Я проанализировала, с чем были связаны два его последних приема наркотика. Каждый раз он сначала выпивал. И я думаю, что это - очень важная уловка распространителей наркотиков. Дать человеку выпить, расслабиться. И психолог-психиатр, у которого Андрей в июле прошел 10 сеансов интенсивной психотерапии с применением методов глубокого расслабления и внушения, тоже говорит, что нельзя в течение года употреблять спиртные напитки. И вообще, любому человеку, употреблявшему ранее наркотики, нельзя пить во время лечения, реабилитации. То есть, фактически, несколько лет нельзя пить даже пива. Ибо наркотики, алкоголь имеют одну природу действия. Андрей тоже все-таки иногда (очень редко), но выпивает пиво. Эта проклятая реклама на телевидении. Она все-таки делает свое дело. Но разговариваем, договариваемся, что пока нельзя.
Но каждый раз, когда я не могу разобраться в его состоянии, я несу в лабораторию на анализ его мочу. "Дорого, - говорю я Андрею, - мне обходится каждая банка твоего пива.
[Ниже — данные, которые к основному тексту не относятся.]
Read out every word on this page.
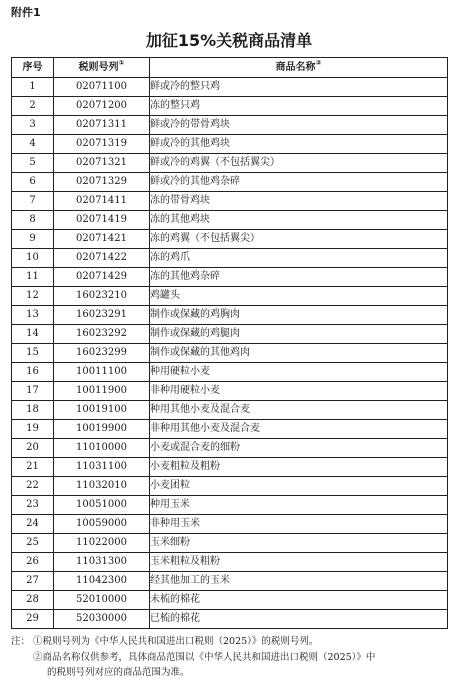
附件1
加征15%关税商品清单
序号	税则号列①	商品名称②
1	02071100	鲜或冷的整只鸡
2	02071200	冻的整只鸡
3	02071311	鲜或冷的带骨鸡块
4	02071319	鲜或冷的其他鸡块
5	02071321	鲜或冷的鸡翼（不包括翼尖）
6	02071329	鲜或冷的其他鸡杂碎
7	02071411	冻的带骨鸡块
8	02071419	冻的其他鸡块
9	02071421	冻的鸡翼（不包括翼尖）
10	02071422	冻的鸡爪
11	02071429	冻的其他鸡杂碎
12	16023210	鸡罐头
13	16023291	制作或保藏的鸡胸肉
14	16023292	制作或保藏的鸡腿肉
15	16023299	制作或保藏的其他鸡肉
16	10011100	种用硬粒小麦
17	10011900	非种用硬粒小麦
18	10019100	种用其他小麦及混合麦
19	10019900	非种用其他小麦及混合麦
20	11010000	小麦或混合麦的细粉
21	11031100	小麦粗粒及粗粉
22	11032010	小麦团粒
23	10051000	种用玉米
24	10059000	非种用玉米
25	11022000	玉米细粉
26	11031300	玉米粗粒及粗粉
27	11042300	经其他加工的玉米
28	52010000	未梳的棉花
29	52030000	已梳的棉花
注： ①税则号列为《中华人民共和国进出口税则（2025）》的税则号列。
②商品名称仅供参考，具体商品范围以《中华人民共和国进出口税则（2025）》中
的税则号列对应的商品范围为准。
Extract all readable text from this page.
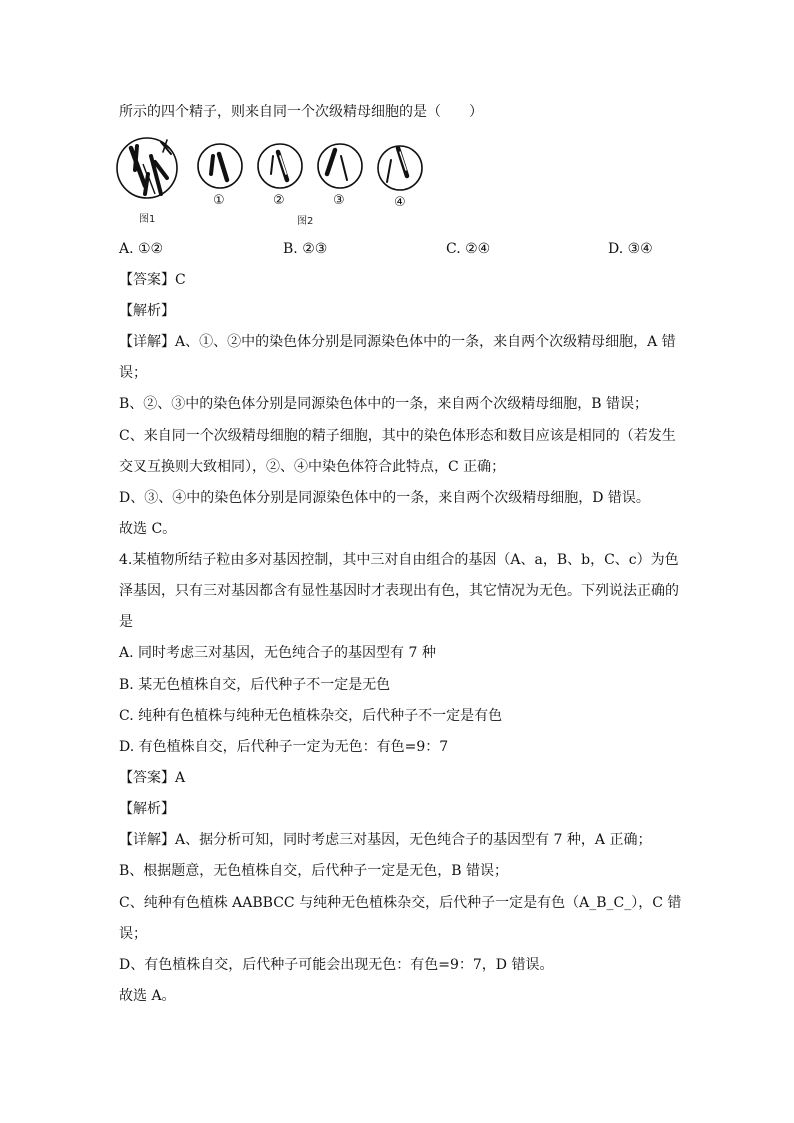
所示的四个精子，则来自同一个次级精母细胞的是（　　）
图1
①	②	③	④
图2
A. ①②	B. ②③	C. ②④	D. ③④
【答案】C
【解析】
【详解】A、①、②中的染色体分别是同源染色体中的一条，来自两个次级精母细胞，A 错
误；
B、②、③中的染色体分别是同源染色体中的一条，来自两个次级精母细胞，B 错误；
C、来自同一个次级精母细胞的精子细胞，其中的染色体形态和数目应该是相同的（若发生
交叉互换则大致相同），②、④中染色体符合此特点，C 正确；
D、③、④中的染色体分别是同源染色体中的一条，来自两个次级精母细胞，D 错误。
故选 C。
4.某植物所结子粒由多对基因控制，其中三对自由组合的基因（A、a，B、b，C、c）为色
泽基因，只有三对基因都含有显性基因时才表现出有色，其它情况为无色。下列说法正确的
是
A. 同时考虑三对基因，无色纯合子的基因型有 7 种
B. 某无色植株自交，后代种子不一定是无色
C. 纯种有色植株与纯种无色植株杂交，后代种子不一定是有色
D. 有色植株自交，后代种子一定为无色：有色=9：7
【答案】A
【解析】
【详解】A、据分析可知，同时考虑三对基因，无色纯合子的基因型有 7 种，A 正确；
B、根据题意，无色植株自交，后代种子一定是无色，B 错误；
C、纯种有色植株 AABBCC 与纯种无色植株杂交，后代种子一定是有色（A_B_C_），C 错
误；
D、有色植株自交，后代种子可能会出现无色：有色=9：7，D 错误。
故选 A。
Ты платишь за банку пива десять рублей, а я за анализ твоей мочи - 155". Я предпочитаю анализ мочи всем этим тестам. Каждая тестовая полоска делает анализ на какой-нибудь один наркотик, а стоит она около двухсот рублей. Чтобы самому сделать в домашних условиях, этих полосок нужно набрать на тысячу рублей. Меня предупредили, что несведущий человек может их легко испортить. А в лаборатории проверяют на наличие всевозможных наркотических веществ. Я думаю, что тестирование на определенные наркотики хорошо проводить, как это планируют в Москве, в школах, в институтах и т.д.